Il romanzo di Matheson – ormai noto per il film con Will Smith – ha il pregio di narrare il termine del mondo umano (senza dubbio una fine), ma l’autore non commette l’errore di interrompere ogni scenario al di fuori di quello che comprende l’uomo.
Se Robert Neville è leggenda, lo è perché, al pari dei vampiri che esisteranno dopo di lui, è destinato a diventare una creatura mitologica in un mondo popolato da una nuova specie, come lui considerata leggenda per tutto il periodo precedente alla fine del mondo raccontata nel libro.

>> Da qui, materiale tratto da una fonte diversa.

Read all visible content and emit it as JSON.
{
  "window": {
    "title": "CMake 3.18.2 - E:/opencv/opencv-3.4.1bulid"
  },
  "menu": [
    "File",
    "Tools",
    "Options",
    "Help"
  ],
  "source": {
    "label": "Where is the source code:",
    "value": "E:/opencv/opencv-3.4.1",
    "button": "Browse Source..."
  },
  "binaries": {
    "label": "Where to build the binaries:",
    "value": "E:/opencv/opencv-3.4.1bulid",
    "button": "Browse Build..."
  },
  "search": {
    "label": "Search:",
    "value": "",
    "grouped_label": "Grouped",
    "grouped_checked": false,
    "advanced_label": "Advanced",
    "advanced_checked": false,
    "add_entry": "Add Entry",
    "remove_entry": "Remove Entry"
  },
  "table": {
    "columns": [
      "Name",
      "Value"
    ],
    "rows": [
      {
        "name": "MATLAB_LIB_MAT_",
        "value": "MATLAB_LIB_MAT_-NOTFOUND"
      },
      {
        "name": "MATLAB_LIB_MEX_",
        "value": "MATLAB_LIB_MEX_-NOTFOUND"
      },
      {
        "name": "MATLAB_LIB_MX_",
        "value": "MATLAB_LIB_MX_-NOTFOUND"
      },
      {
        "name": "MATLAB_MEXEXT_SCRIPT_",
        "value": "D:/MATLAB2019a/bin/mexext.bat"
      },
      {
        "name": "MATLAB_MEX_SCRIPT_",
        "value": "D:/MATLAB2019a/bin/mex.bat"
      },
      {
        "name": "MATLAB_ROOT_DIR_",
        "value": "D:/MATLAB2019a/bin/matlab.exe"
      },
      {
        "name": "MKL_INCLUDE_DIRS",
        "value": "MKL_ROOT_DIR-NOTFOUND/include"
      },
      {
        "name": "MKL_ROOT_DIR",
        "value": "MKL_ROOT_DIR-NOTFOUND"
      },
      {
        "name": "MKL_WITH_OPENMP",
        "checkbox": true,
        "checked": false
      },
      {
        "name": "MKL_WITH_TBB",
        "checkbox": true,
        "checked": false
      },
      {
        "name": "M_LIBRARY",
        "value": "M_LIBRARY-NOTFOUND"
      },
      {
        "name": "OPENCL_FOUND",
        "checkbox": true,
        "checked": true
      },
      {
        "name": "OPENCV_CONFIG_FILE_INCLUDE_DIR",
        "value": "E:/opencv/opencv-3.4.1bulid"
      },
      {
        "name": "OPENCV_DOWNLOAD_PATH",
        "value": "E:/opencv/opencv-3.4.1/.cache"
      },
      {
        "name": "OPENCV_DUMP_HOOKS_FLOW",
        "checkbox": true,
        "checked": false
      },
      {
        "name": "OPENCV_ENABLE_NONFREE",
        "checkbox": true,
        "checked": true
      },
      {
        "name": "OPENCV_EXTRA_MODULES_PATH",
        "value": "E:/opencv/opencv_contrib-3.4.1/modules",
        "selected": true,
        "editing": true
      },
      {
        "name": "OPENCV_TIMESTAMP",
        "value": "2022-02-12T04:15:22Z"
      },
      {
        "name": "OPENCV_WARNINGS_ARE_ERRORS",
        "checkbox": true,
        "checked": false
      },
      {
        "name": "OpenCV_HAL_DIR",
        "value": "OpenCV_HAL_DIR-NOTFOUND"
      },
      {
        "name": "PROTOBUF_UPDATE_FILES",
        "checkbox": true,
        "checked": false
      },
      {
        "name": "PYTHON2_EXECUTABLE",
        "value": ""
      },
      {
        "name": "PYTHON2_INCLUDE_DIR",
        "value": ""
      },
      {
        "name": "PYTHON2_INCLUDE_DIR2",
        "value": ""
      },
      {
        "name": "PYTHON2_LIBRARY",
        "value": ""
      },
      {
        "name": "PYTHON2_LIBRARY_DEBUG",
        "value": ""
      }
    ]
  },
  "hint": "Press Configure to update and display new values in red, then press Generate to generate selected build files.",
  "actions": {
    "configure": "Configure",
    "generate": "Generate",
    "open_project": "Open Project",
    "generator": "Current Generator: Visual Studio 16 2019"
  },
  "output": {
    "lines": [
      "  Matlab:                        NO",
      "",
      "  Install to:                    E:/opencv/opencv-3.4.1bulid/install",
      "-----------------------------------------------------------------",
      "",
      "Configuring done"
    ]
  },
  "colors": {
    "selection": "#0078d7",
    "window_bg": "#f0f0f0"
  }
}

E se tirare in ballo i vampiri ingenera oggi un giustificato senso di fastidio – ogni abbuffata dà la nausea – Matheson restituisce al lettore contemporaneo il piacere di leggere una storia di fantascienza, o di orrore, che fornisce spiegazioni scientifiche plausibili tali da rendere il testo coerente e credibile.
Neville è, sì, l’ultimo uomo sulla terra, ma su una terra che ha già pronta una nuova società, mutate le regole sociali, le condizioni fisiche, mutato il batterio dell’epidemia, perché l’entrata di Robert nella leggenda non avrebbe senso se non in presenza di un nuovo consesso di viventi – più o meno umani – in grado di ricordarsene.
Per uno scrittore statunitense è l’applicazione del paradosso di fondo insito nella cultura americana: la nascita di una società, che si pretende migliore (ciascuno lo pensa della propria), al prezzo dello sterminio della precedente.
Carlotta Susca [email protected]P.S.: circa il fatto, poi, che sulla copertina della mia edizione Fanucci 2003 campeggi Will Smith, che dire? Anche gli editori combattono contro l’estinzione – in spregio al buon gusto.
3 gennaio 2013
Mi unisco al j’accuse contro Shyamalan che altro non è se non un cialtrone e rinnovo l’invito a leggere questo libro. Da amante della letteratura di fantascienza lo consiglio assolutamente ma allo stesso tempo è, secondo me, un ottimo libro di una poesia desolante, rapidità di scrittura ed emozioni devastanti (l’episodio del cane è lacrimuccia assicurata). La trasposizione cinematografica non ha nulla a che vedere col romanzo che è diverso nella trama, nel significato e nell’epilogo.